W nadchodzącym sezonie stać nas będzie na regenerację poszczególnych zawodników. Wystarczy się skoncentrować na meczach z "dolną połówką" tabeli, coś wyrwać z tej "górnej połówki" i czekać na play-off (mam nadzieję, że ta faza będzie, ale po władzach Ligi wszystkiego się można spodziewać).
Tak naprawdę to już przestaję się napinać na na "wielki skład". Wielkie składy już mieliśmy. Wielkie sukcesy też (z wyjatkiem tego największego). Bardziej od medali interesuje mnie to, co uda się zbudować w relacjach zawodnicy - kibice. Amerykanie, Australijczycy to dość otwarte na innych nacje. Rafa - chyba nie ma co reklamować go na tym gruncie. Zobaczymy jaką osobowością okaże się Szerszeń, ale mam nadzieję, że złapał wiele amerykańskiego luzu.
Nie mam jakichś wielkich oporów co do Smitha. "Emeryt"? Pamiętam jak pożyteczny okazał się dla nas "emeryt" Holmes (gorzej było z Millarem, ale też nie było tragicznie).
Po srebrze w sezonie 15/16 i znakomitym, ale przegranym F4 LM w Krakowie nie wierzę, że "walka o medale przynosi satysfakcję kibicom". Na nic ten srebrny medal. Na nic dobra postawa w F4 LM. Wynik staje się kwestią drugorzędną. Bardziej liczy się coś irracjonalnego. Niektórzy określą to jako "styl gry", inni jako "zaangażowanie w walkę", jeszcze inni jako "atmosferę w zespole". Ja określę to jako stworzenie fajnych relacji zawodnicy - kibice. Reszta, czyli wynik, w większym czy mniejszym stopniu przyjdzie sama. Ewentualny splendor spadnie na zawodników i najlepszych kibiców na świecie (bo tacy wtedy będziemy). Ewentualna wtopa spadnia na... wiadomo kogo (taka fucha).
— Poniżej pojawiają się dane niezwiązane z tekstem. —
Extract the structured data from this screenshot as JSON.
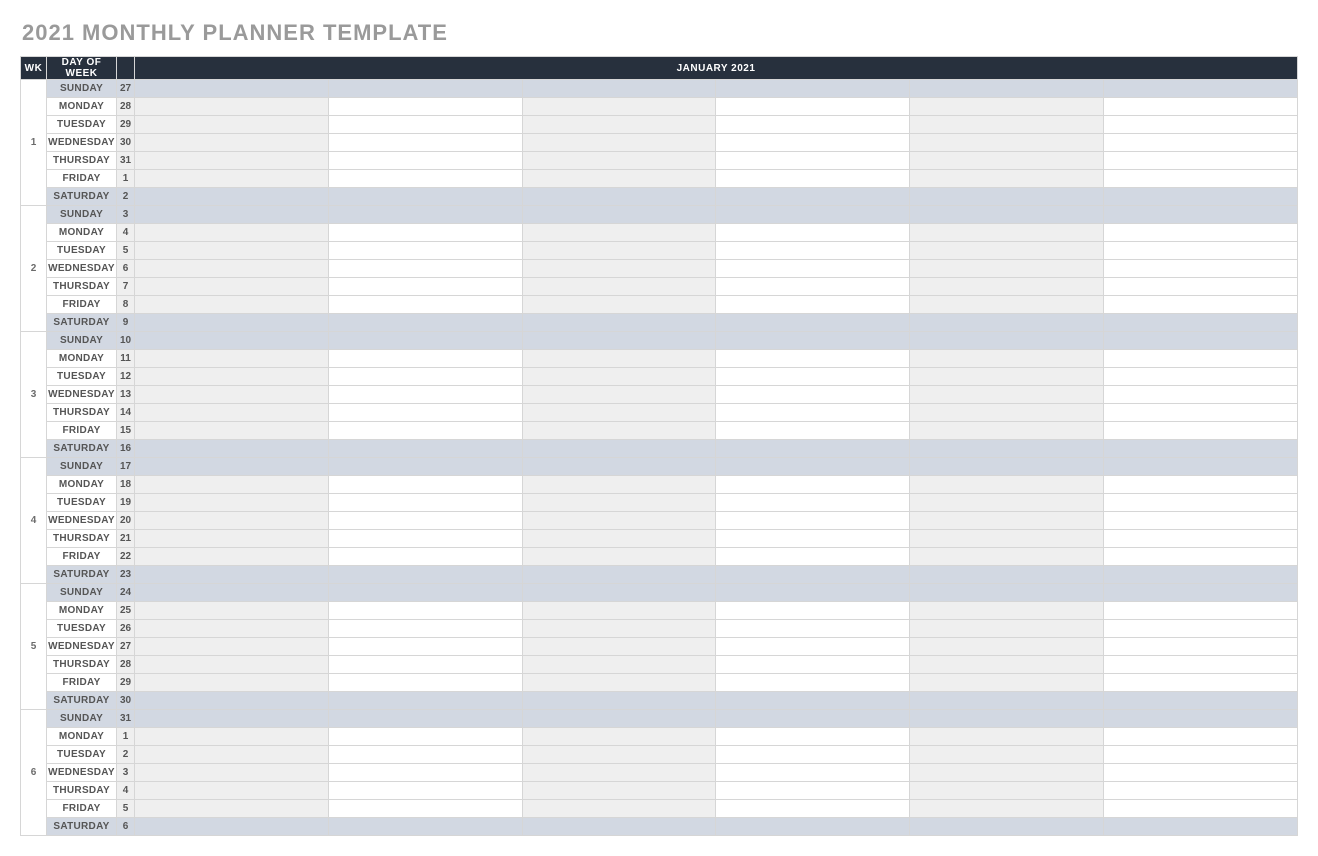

Zdrowy Mika byłby wart coś około 400.000 euro. Za dużo, jak na nasze warunki. No to trzeba się zadowolić rekonwalescentem, czyli grajkiem dostępnym dla naszej kieszeni, naprawić Mikę na play-off (lub na wczesniejszy PP) i spróbować coś z nim wygrać. Nie jest to aż tak nierozsądne. A jak Mikę naprawimy i coś z nim wygramy, to i tak nie będzie nas stać, żeby go zatrudnić na kolejny sezon. Takie wybralismy sobie miejsce w szeregu.